Компания отдыхающих (как и все отдыхающие, чересчур веселящиеся, чересчур громкоголосые, чересчур разголившиеся) прошла мимо кафе, где стояли Тимур и его брат.
— Жорик! — замахали оттуда. — Когда поедем? В заповедник обещал. Забыл? Брат помахал в ответ:
— Завтра! Сегодня «Анастасию» красил. Завтра к девяти подходите — пойдем хоть в заповедник…
— …хоть к черту на рога! — закончил он фразу, уже снова поворачиваясь к столу.
— «Жорик» — это ты? — с плохо скрытым разочарованием спросил Тимур.
— Ну… Жорик и Жорик. Отдыхающие же! Да по мне хоть Жоржик — только бы бабки отстегивали!
И опять некая виноватость зазвучала в словах Георгия. Он не мог не понимать, что сегодня он много потерял в глазах Тимура.
Что именно изменилось в его отношении к брату — должно быть, об этом думал, лежа в постели, Тимур, взрослыми глазами следя игру теней на стенах, потолке террасы.
Под окном шло привычное шушуканье, хихиканье, повизгивание.
На сей раз Тимур слушал все это без заметного волнения.
Ему было печально, даже скорбно от того, что открылось ему сегодня.
Он закрыл глаза.
Разбудил его мощный удар, грянувший совсем рядом. Посыпались стекла. Сверкнула молния. Однако грома Тимур не услышал — может быть, из-за ветра, который выл на улице мощно и страшно. Трещали деревья.

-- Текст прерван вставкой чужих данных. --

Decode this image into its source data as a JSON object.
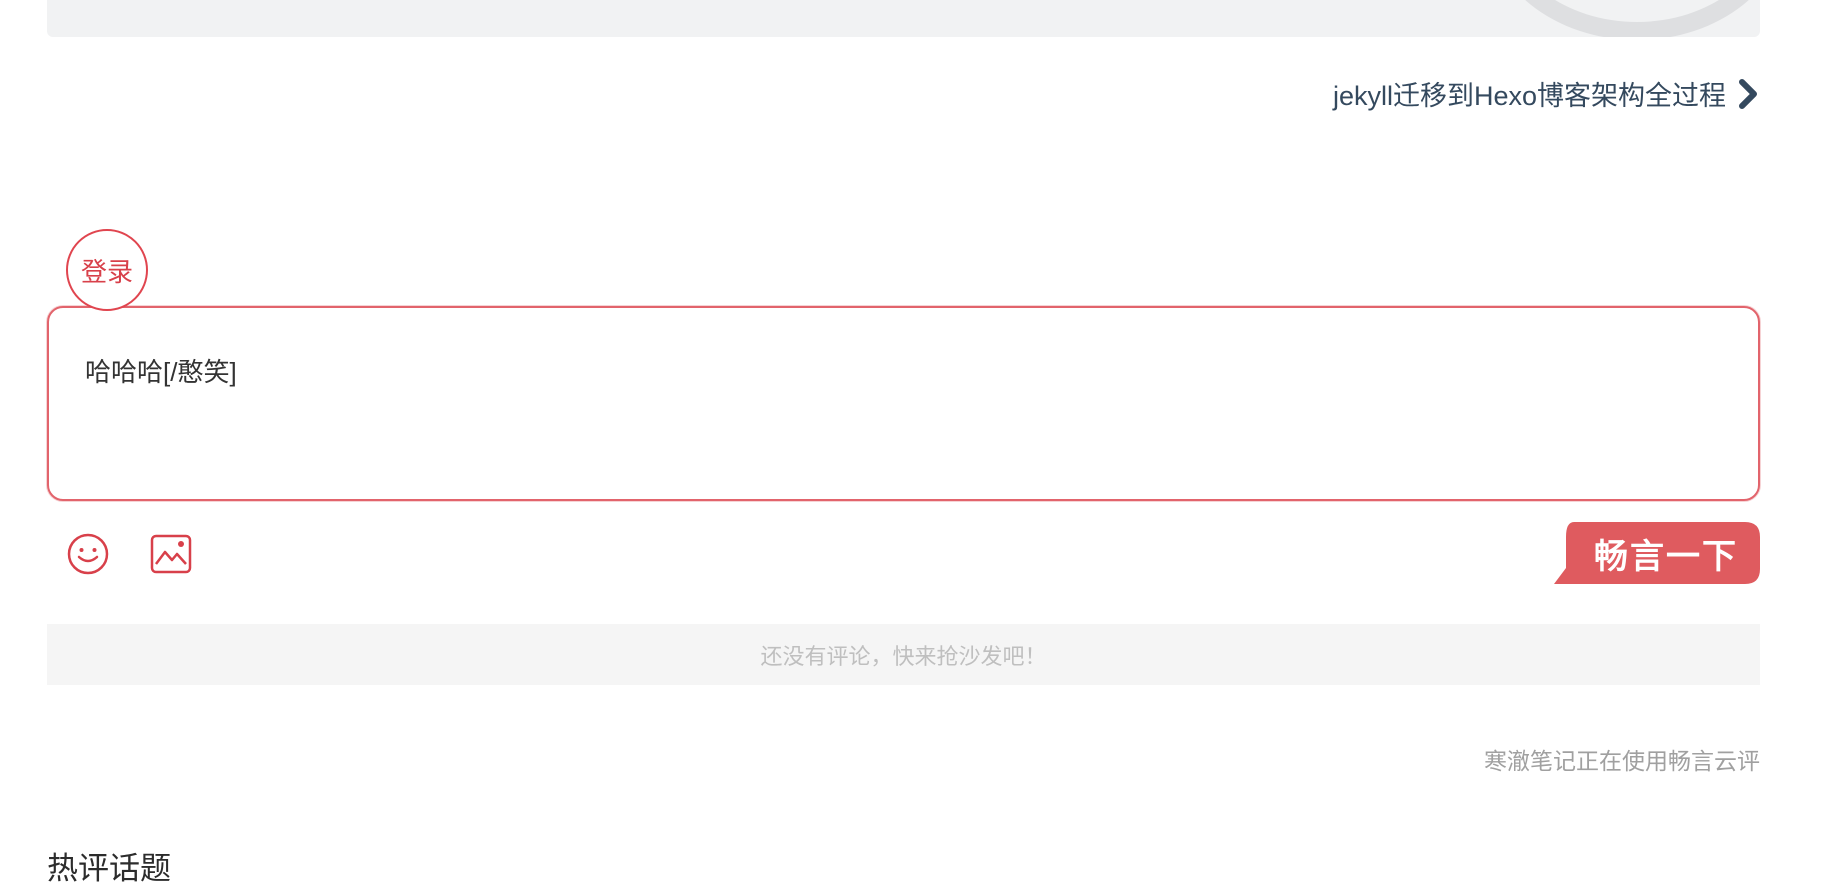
{
  "next_post": {
    "label": "jekyll迁移到Hexo博客架构全过程",
    "icon": "chevron-right-icon"
  },
  "comment": {
    "login_label": "登录",
    "input_value": "哈哈哈[/憨笑]",
    "emoji_icon": "smile-icon",
    "image_icon": "image-icon",
    "submit_label": "畅言一下",
    "empty_notice": "还没有评论，快来抢沙发吧！",
    "powered_by": "寒澈笔记正在使用畅言云评"
  },
  "hot_topics": {
    "title": "热评话题"
  },
  "colors": {
    "accent": "#e0454f",
    "submit_bg": "#df5b5f",
    "link": "#34495e",
    "muted": "#a0a0a0",
    "notice_bg": "#f5f5f5"
  }
}
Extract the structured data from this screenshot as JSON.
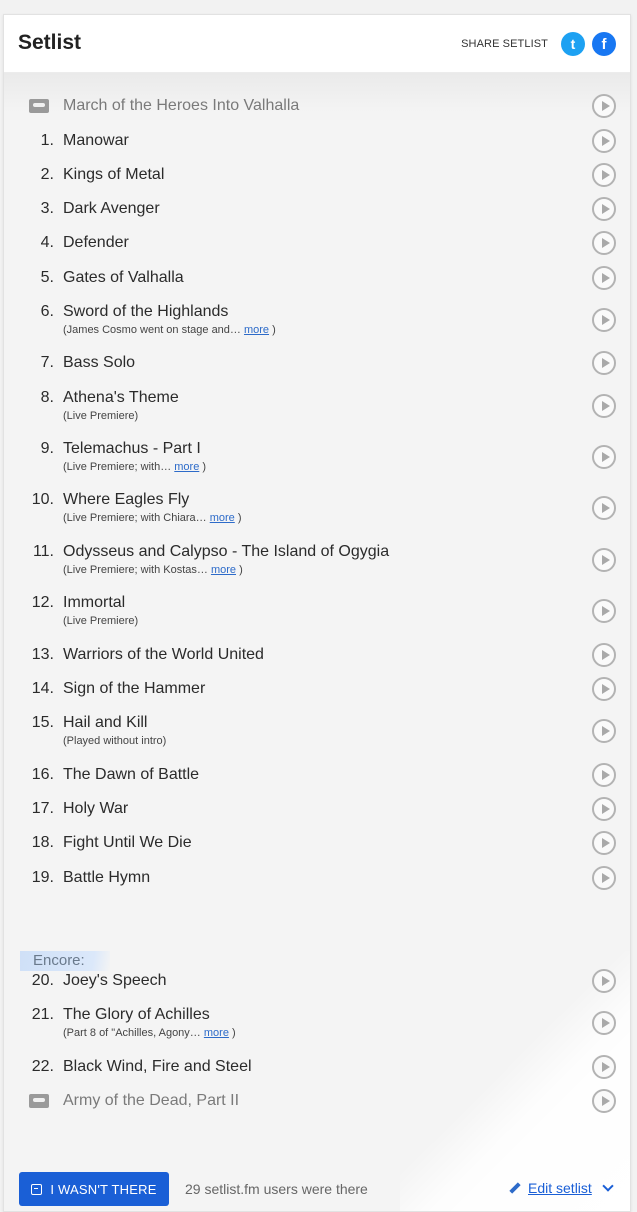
{
  "header": {
    "title": "Setlist",
    "share_label": "SHARE SETLIST",
    "twitter_icon": "t",
    "facebook_icon": "f"
  },
  "setlist": [
    {
      "tape": true,
      "song": "March of the Heroes Into Valhalla"
    },
    {
      "number": "1.",
      "song": "Manowar"
    },
    {
      "number": "2.",
      "song": "Kings of Metal"
    },
    {
      "number": "3.",
      "song": "Dark Avenger"
    },
    {
      "number": "4.",
      "song": "Defender"
    },
    {
      "number": "5.",
      "song": "Gates of Valhalla"
    },
    {
      "number": "6.",
      "song": "Sword of the Highlands",
      "note": "(James Cosmo went on stage and…",
      "more": "more",
      "note_end": ")"
    },
    {
      "number": "7.",
      "song": "Bass Solo"
    },
    {
      "number": "8.",
      "song": "Athena's Theme",
      "note": "(Live Premiere)"
    },
    {
      "number": "9.",
      "song": "Telemachus - Part I",
      "note": "(Live Premiere; with…",
      "more": "more",
      "note_end": ")"
    },
    {
      "number": "10.",
      "song": "Where Eagles Fly",
      "note": "(Live Premiere; with Chiara…",
      "more": "more",
      "note_end": ")"
    },
    {
      "number": "11.",
      "song": "Odysseus and Calypso - The Island of Ogygia",
      "note": "(Live Premiere; with Kostas…",
      "more": "more",
      "note_end": ")"
    },
    {
      "number": "12.",
      "song": "Immortal",
      "note": "(Live Premiere)"
    },
    {
      "number": "13.",
      "song": "Warriors of the World United"
    },
    {
      "number": "14.",
      "song": "Sign of the Hammer"
    },
    {
      "number": "15.",
      "song": "Hail and Kill",
      "note": "(Played without intro)"
    },
    {
      "number": "16.",
      "song": "The Dawn of Battle"
    },
    {
      "number": "17.",
      "song": "Holy War"
    },
    {
      "number": "18.",
      "song": "Fight Until We Die"
    },
    {
      "number": "19.",
      "song": "Battle Hymn"
    }
  ],
  "encore_label": "Encore:",
  "encore": [
    {
      "number": "20.",
      "song": "Joey's Speech"
    },
    {
      "number": "21.",
      "song": "The Glory of Achilles",
      "note": "(Part 8 of \"Achilles, Agony…",
      "more": "more",
      "note_end": ")"
    },
    {
      "number": "22.",
      "song": "Black Wind, Fire and Steel"
    },
    {
      "tape": true,
      "song": "Army of the Dead, Part II"
    }
  ],
  "footer": {
    "wasnt_there_label": "I WASN'T THERE",
    "attendance_text": "29 setlist.fm users were there",
    "edit_label": "Edit setlist"
  }
}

Брат, голый по пояс, загорелый, мускулистый, с медальоном, болтающимся на груди, с усилием затворял окна, хлопающие от ветра.
Развевались шторы.
— «Анастасия»! — крикнул он Тимуру, азартно и страшно улыбаясь. — Или на берег кинет! Или вообще! Унесет к чертовой матери!
Наконец шпингалет на окне поддался его усилиям. Стало тише. Накидывая куртку, Георгий сказал: — Я на причал!
Мальчик тоже вскочил.
— Ты!! — Брат закричал чуть ли не со злобой. — Не вздумай за мной! С матерью будь! — Отворил дверь, с нескрываемой опаской глянул в темень и, наконец решившись, выскочил.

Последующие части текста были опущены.